Re: [PATCH RFC] io_uring: make signalfd work with io_uring (and aio) POLL

From: Jens Axboe
Date: Thu Nov 14 2019 - 10:09:09 EST


On 11/14/19 7:12 AM, Rasmus Villemoes wrote:
> On 14/11/2019 14.46, Jann Horn wrote:
>> On Thu, Nov 14, 2019 at 10:20 AM Rasmus Villemoes
>> <linux@xxxxxxxxxxxxxxxxxx> wrote:
>>> On 14/11/2019 05.49, Jens Axboe wrote:
>>>> On 11/13/19 9:31 PM, Jens Axboe wrote:
>>>>> This is a case of "I don't really know what I'm doing, but this works
>>>>> for me". Caveat emptor, but I'd love some input on this.
>>>>>
>>>>> I got a bug report that using the poll command with signalfd doesn't
>>>>> work for io_uring. The reporter also noted that it doesn't work with the
>>>>> aio poll implementation either. So I took a look at it.
>>>>>
>>>>> What happens is that the original task issues the poll request, we call
>>>>> ->poll() (which ends up with signalfd for this fd), and find that
>>>>> nothing is pending. Then we wait, and the poll is passed to async
>>>>> context. When the requested signal comes in, that worker is woken up,
>>>>> and proceeds to call ->poll() again, and signalfd unsurprisingly finds
>>>>> no signals pending, since it's the async worker calling it.
>>>>>
>>>>> That's obviously no good. The below allows you to pass in the task in
>>>>> the poll_table, and it does the right thing for me, signal is delivered
>>>>> and the correct mask is checked in signalfd_poll().
>>>>>
>>>>> Similar patch for aio would be trivial, of course.
>>>>
>>>> From the probably-less-nasty category, Jann Horn helpfully pointed out
>>>> that it'd be easier if signalfd just looked at the task that originally
>>>> created the fd instead. That looks like the below, and works equally
>>>> well for the test case at hand.
>>>
>>> Eh, how should that work? If I create a signalfd() and fork(), the
>>> child's signalfd should only be concerned with signals sent to the
>>> child.
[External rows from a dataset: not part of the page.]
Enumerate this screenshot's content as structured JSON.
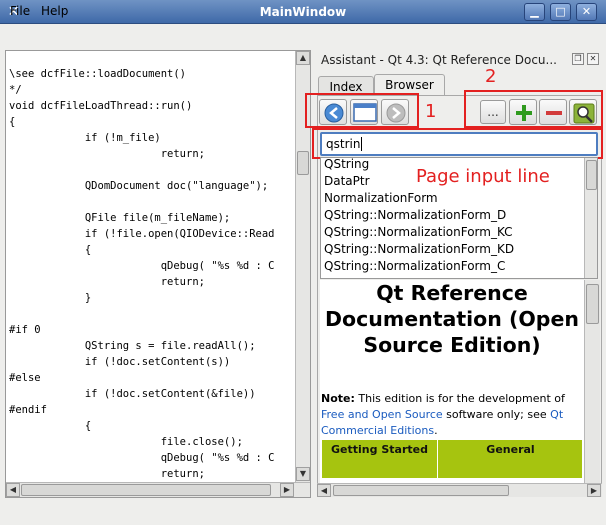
{
  "window": {
    "title": "MainWindow"
  },
  "menu": {
    "file": "File",
    "help": "Help"
  },
  "code_lines": [
    "\\see dcfFile::loadDocument()",
    "*/",
    "void dcfFileLoadThread::run()",
    "{",
    "            if (!m_file)",
    "                        return;",
    "",
    "            QDomDocument doc(\"language\");",
    "",
    "            QFile file(m_fileName);",
    "            if (!file.open(QIODevice::Read",
    "            {",
    "                        qDebug( \"%s %d : C",
    "                        return;",
    "            }",
    "",
    "#if 0",
    "            QString s = file.readAll();",
    "            if (!doc.setContent(s))",
    "#else",
    "            if (!doc.setContent(&file))",
    "#endif",
    "            {",
    "                        file.close();",
    "                        qDebug( \"%s %d : C",
    "                        return;"
  ],
  "assistant": {
    "title": "Assistant - Qt 4.3: Qt Reference Docu...",
    "tabs": {
      "index": "Index",
      "browser": "Browser"
    },
    "search_value": "qstrin",
    "completions": [
      "QString",
      "DataPtr",
      "NormalizationForm",
      "QString::NormalizationForm_D",
      "QString::NormalizationForm_KC",
      "QString::NormalizationForm_KD",
      "QString::NormalizationForm_C"
    ],
    "doc": {
      "heading": "Qt Reference Documentation (Open Source Edition)",
      "note_label": "Note:",
      "note_text_1": " This edition is for the development of ",
      "note_link_1": "Free and Open Source",
      "note_text_2": " software only; see ",
      "note_link_2": "Qt Commercial Editions",
      "note_text_3": ".",
      "table_headers": [
        "Getting Started",
        "General"
      ]
    }
  },
  "annotations": {
    "label_1": "1",
    "label_2": "2",
    "page_input_line": "Page input line"
  },
  "icons": {
    "back": "back-arrow-icon",
    "home": "home-window-icon",
    "forward": "forward-arrow-icon",
    "more": "ellipsis-icon",
    "zoom_in": "plus-icon",
    "zoom_out": "minus-icon",
    "find": "magnifier-icon"
  },
  "colors": {
    "annotation": "#e32020",
    "link": "#1a5bbf",
    "table_header": "#a6c40f",
    "titlebar": "#4f77b4"
  }
}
Not to mention what happens after the parent dies and the child
>>> polls its fd.
>>>
>>> Or am I completely confused?
>>
>> I think the child should not be getting signals for the child when
>> it's reading from the parent's signalfd. read() and write() aren't
>> supposed to look at properties of `current`.
>
> That may be, but this has always been the semantics of signalfd(), quite
> clearly documented in 'man signalfd'.
>
>> Of course, if someone does rely on the current (silly) semantics, this
>> might break stuff.
>
> That, and Jens' patch only seemed to change the poll callback, so the
> child (or whoever else got a hand on that signalfd) would wait for the
> parent to get a signal, but then a subsequent read would attempt to
> dequeue from the child itself.
>
> So, I can't really think of anybody that might be relying on inheriting
> a signalfd instead of just setting it up in the child, but changing the
> semantics of it now seems rather dangerous. Also, I _can_ imagine
> threads in a process sharing a signalfd (initial thread sets it up and
> blocks the signals, all threads subsequently use that same fd), and for
> that case it would be wrong for one thread to dequeue signals directed
> at the initial thread. Plus the lifetime problems.

What if we just made it specific SFD_CLOEXEC? I don't want to break
existing applications, even if the use case is nonsensical, but it is
important to allow signalfd to be properly used with use cases that are
already in the kernel (aio with IOCB_CMD_POLL, io_uring with
IORING_OP_POLL_ADD). Alternatively, if need be, we could add a specific
SFD_ flag for this. Might also help with applications knowing if this
will work with io_uring/aio at all.

--
Jens Axboe